Some patients who recovered from COVID-19 experience sequelae after overcoming the disease. Their degree will depend on the severity the virus had in your body. Most people fully recover within a few weeks. But some continue to have symptoms after their initial recovery.

Older adults and people with significant medical conditions such as diabetes, overweight, cardiovascular disease, etc., are likely to have more persistent symptoms of COVID-19, but even young and healthy people can feel unwell for weeks or months after infection. Some symptoms are:

  • Tiredness
  • Difficulty breathing
  • Cough
  • Joint pain
  • Chest pain
  • Muscle pain and headache
  • Racing heart
  • Loss of smell and/or taste
  • Memory, concentration, or sleeping problems
  • Hair loss

Are only my lungs in danger with COVID-19?

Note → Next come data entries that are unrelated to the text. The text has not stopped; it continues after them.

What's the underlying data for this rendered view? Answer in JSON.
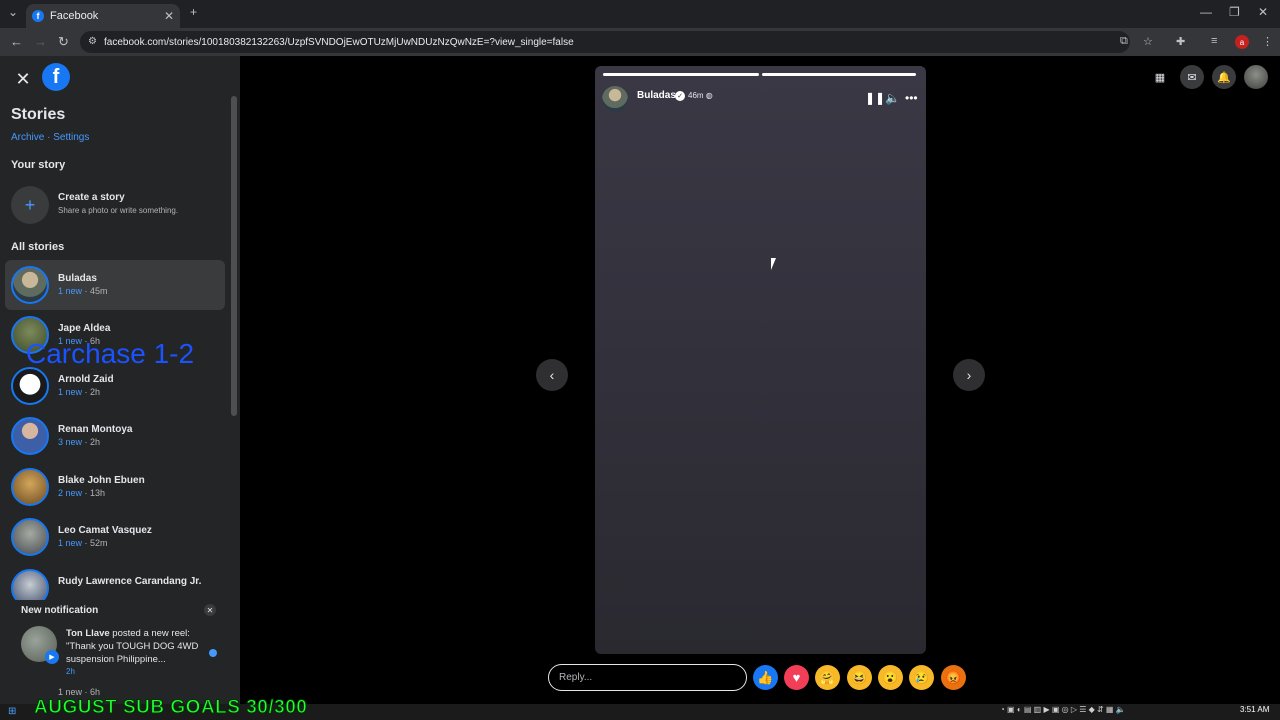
{
  "browser": {
    "tab_title": "Facebook",
    "url": "facebook.com/stories/100180382132263/UzpfSVNDOjEwOTUzMjUwNDUzNzQwNzE=?view_single=false"
  },
  "sidebar": {
    "title": "Stories",
    "links": "Archive · Settings",
    "your_story_label": "Your story",
    "create_title": "Create a story",
    "create_sub": "Share a photo or write something.",
    "all_stories_label": "All stories",
    "stories": [
      {
        "name": "Buladas",
        "new": "1 new",
        "time": " · 45m"
      },
      {
        "name": "Jape Aldea",
        "new": "1 new",
        "time": " · 6h"
      },
      {
        "name": "Arnold Zaid",
        "new": "1 new",
        "time": " · 2h"
      },
      {
        "name": "Renan Montoya",
        "new": "3 new",
        "time": " · 2h"
      },
      {
        "name": "Blake John Ebuen",
        "new": "2 new",
        "time": " · 13h"
      },
      {
        "name": "Leo Camat Vasquez",
        "new": "1 new",
        "time": " · 52m"
      },
      {
        "name": "Rudy Lawrence Carandang Jr.",
        "new": "",
        "time": ""
      }
    ],
    "last_item_meta": "1 new · 6h"
  },
  "overlay_text": "Carchase 1-2",
  "notification": {
    "title": "New notification",
    "actor": "Ton Llave",
    "text": " posted a new reel: \"Thank you TOUGH DOG 4WD suspension Philippine...",
    "time": "2h"
  },
  "viewer": {
    "author": "Buladas",
    "time": "46m",
    "reply_placeholder": "Reply..."
  },
  "stream_overlay": "AUGUST SUB GOALS 30/300",
  "taskbar": {
    "clock": "3:51 AM"
  },
  "colors": {
    "accent": "#1877f2",
    "link": "#4599ff",
    "sidebar_bg": "#242526",
    "overlay_green": "#22ff33"
  }
}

Although COVID-19 is a respiratory disease that mainly affects the lungs, it can also damage other organs.

Heart: tests taken months after recovery have shown lasting damage to the heart, even in people with mild symptoms. This can increase the risk of heart failure or other heart complications in the future.

Lungs: pneumonia associated with COVID-19 can cause long-lasting damage to the tiny air sacs (alveoli) in the lungs. The resulting scar tissue can lead to long-term breathing problems.

Brain: sequelae can cause strokes, seizures, and Guillain-Barré syndrome, a condition that causes temporary paralysis. It can also increase the risk of developing Parkinson’s and Alzheimer’s (this is not definitive since studies are still being performed to find out how much this virus is affecting the brain).

Some patients who have overcome the disease develop anxiety, depression, and/or phobias.
Psychiatric symptoms have been recorded during Sars-CoV-2 virus acute phase of infection, such as:

  • Confusion or delirium
  • Altered states of consciousness
  • Attention and concentration problems
  • Memory problems

Following up, once the disease is over, the results reveal the persistence of:

  • Traumatic memories
  • Fatigue
  • Memory difficulties
  • Irritability
  • Anxiety
  • Insomnia
  • Depression

Muscles: patients lose approximately 20% of their muscle mass, this generates long-lasting weakness, even most patients may have difficulty doing their daily activities for at least a year after having the disease.

What you should consider…

Not much is yet known about how Sars-CoV-2 will affect it in the long term, however, researchers recommend following people who have had COVID-19 to ensure their health and see how their organs are working after recovery.

The most serious and obvious physical sequelae occur in those who have been in intensive care, especially those who have been in intensive care for weeks or months.

The possible long-term consequences of this virus that took us by surprise more than a year ago, make it even more important to fight to reduce transmission by taking precautions such as wearing a mask correctly, avoiding crowds, washing hands constantly, and disinfecting everyday belongings.